To demonstrate the viability of this strategy and to refine the protocols (i.e. to determine the age at fist HPV screen, the upper age limit for HPV vaccination, the number of HPV screening events required in vaccinated women and other), some research projects have been already initiated in different settings. In Latin-America, in two semi-rural areas of Mexico, Tlaxcala and Morelos, the HPV-FASTER protocol (denoted as FRIDA-2) will compare HPV related outcomes in populations that would be allocated to either repeated HPV screening at 3 and 5 years (control arm) or to receive HPV vaccination and repeated HPV screening at 3 and 5 years (intervention arm). The trial is powered to examine the gain in protection afforded by vaccination in these age groups (predicted long term effects) over and above the protective effects of one episode of HPV screening. Other projects are exploring opportunities of implementation of the HPV-FASTER concept in Europe, Latin America and in other populations where repeated screening examinations are problematic.

Conclusions and perspectives

Two important tools are now available for improving cervical cancer prevention: one would boost secondary prevention by testing for the presence of HPV in cervical specimens and treating the HPV induced lesions, the other would introduce primary prevention by immunizing against a selected group of oncogenic HPV types.

Adequately combined, these two options have the potential to dramatically control HPV related cancers.
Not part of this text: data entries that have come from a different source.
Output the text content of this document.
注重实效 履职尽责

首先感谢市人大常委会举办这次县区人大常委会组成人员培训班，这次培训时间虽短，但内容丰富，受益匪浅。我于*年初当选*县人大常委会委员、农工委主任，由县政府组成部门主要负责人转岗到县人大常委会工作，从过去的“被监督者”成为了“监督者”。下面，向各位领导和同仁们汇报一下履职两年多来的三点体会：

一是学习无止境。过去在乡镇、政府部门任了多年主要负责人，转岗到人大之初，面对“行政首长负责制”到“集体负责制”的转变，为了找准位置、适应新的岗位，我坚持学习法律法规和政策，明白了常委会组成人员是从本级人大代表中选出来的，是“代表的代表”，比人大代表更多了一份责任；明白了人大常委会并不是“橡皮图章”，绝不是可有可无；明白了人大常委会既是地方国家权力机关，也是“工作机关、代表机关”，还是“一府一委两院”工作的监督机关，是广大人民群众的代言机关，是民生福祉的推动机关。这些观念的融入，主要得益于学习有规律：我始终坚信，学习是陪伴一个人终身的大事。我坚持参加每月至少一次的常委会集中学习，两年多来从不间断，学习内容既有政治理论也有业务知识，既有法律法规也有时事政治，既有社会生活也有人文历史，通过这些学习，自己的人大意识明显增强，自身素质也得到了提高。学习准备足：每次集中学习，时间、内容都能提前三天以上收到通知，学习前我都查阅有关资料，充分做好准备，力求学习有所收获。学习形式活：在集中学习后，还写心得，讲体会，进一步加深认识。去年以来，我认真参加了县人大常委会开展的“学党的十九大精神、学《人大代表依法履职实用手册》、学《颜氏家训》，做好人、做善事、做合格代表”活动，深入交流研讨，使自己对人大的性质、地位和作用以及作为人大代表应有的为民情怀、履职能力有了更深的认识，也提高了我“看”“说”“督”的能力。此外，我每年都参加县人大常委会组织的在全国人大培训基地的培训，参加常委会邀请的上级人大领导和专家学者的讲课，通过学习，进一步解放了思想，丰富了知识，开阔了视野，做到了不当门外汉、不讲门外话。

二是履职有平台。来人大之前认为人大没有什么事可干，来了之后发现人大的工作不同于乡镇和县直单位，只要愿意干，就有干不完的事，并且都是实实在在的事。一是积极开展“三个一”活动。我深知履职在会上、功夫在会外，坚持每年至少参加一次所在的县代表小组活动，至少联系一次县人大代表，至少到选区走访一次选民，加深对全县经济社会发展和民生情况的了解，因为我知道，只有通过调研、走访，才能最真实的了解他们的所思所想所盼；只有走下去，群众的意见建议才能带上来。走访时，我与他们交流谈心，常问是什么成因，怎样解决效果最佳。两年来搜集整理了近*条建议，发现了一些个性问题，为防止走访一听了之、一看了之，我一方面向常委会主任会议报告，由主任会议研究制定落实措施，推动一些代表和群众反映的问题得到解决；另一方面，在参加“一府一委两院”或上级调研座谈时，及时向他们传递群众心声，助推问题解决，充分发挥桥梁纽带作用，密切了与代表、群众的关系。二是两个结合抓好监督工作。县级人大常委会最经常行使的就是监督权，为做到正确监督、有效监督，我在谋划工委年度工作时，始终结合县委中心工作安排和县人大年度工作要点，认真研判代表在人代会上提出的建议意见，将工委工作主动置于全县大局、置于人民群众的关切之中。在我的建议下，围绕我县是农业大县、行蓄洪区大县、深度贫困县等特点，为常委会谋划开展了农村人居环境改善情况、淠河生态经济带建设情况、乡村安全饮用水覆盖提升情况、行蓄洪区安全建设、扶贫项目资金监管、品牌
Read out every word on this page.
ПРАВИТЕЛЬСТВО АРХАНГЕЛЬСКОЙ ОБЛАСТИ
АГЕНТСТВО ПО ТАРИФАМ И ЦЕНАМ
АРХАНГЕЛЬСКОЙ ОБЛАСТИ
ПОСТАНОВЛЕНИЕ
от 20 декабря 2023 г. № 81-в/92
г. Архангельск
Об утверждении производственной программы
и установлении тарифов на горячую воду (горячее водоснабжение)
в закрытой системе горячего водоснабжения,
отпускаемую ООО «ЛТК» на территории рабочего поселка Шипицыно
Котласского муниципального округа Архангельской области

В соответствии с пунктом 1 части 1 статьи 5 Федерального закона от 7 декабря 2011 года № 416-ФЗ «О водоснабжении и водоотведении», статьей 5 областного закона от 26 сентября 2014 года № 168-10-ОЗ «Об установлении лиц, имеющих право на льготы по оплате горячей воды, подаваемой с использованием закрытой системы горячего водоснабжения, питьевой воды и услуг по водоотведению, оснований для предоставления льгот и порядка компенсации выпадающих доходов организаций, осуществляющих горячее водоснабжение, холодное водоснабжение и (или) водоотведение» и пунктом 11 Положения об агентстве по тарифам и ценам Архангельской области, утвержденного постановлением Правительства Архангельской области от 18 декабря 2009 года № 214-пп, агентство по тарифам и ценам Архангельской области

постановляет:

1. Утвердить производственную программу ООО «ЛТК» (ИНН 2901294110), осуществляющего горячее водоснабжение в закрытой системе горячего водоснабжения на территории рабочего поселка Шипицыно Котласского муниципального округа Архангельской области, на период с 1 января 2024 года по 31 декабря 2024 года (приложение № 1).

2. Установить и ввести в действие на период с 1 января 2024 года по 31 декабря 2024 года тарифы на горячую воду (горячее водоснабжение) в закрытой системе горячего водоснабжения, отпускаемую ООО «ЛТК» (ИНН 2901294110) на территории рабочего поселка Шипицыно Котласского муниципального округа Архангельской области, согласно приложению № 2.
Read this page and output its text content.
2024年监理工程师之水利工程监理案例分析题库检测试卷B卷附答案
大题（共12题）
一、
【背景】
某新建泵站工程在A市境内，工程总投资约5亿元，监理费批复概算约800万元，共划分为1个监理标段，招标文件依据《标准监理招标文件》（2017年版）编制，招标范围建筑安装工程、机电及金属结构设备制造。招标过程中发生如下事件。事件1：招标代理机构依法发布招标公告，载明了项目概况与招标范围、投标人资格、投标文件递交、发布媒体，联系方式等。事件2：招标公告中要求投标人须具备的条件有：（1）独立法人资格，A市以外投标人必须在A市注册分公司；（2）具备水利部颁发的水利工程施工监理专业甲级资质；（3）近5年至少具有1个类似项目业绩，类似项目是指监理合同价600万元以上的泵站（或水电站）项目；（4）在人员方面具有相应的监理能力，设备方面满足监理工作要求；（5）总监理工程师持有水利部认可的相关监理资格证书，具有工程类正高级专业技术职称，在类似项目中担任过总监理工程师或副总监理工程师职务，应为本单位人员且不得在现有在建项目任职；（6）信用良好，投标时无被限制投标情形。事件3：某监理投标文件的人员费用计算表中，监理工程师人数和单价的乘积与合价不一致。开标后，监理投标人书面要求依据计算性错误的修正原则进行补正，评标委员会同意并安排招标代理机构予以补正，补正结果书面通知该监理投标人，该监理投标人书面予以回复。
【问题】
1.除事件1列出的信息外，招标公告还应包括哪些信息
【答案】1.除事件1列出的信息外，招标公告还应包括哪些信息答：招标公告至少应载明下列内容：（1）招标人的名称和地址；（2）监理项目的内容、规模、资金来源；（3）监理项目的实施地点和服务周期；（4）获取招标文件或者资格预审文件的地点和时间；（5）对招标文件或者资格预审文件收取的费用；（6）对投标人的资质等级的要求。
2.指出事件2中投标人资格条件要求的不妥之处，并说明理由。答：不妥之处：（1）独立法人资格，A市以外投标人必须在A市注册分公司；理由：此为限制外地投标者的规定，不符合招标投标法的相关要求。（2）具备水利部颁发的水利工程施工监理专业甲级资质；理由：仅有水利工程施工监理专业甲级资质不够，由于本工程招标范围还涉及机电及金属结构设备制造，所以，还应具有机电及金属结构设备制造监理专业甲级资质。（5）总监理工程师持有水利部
Even after recognizing that some gaps in knowledge require additional research, the time is now right to begin to evaluate strategies that would combine HPV vaccination and HPV screening in the best way possible. Cost benefit analyses should advise the relevant public health institutions and the governments on the most attractive alternatives as well as on the range of prices at which cervical cancer control using HPV technologies would be sustainable.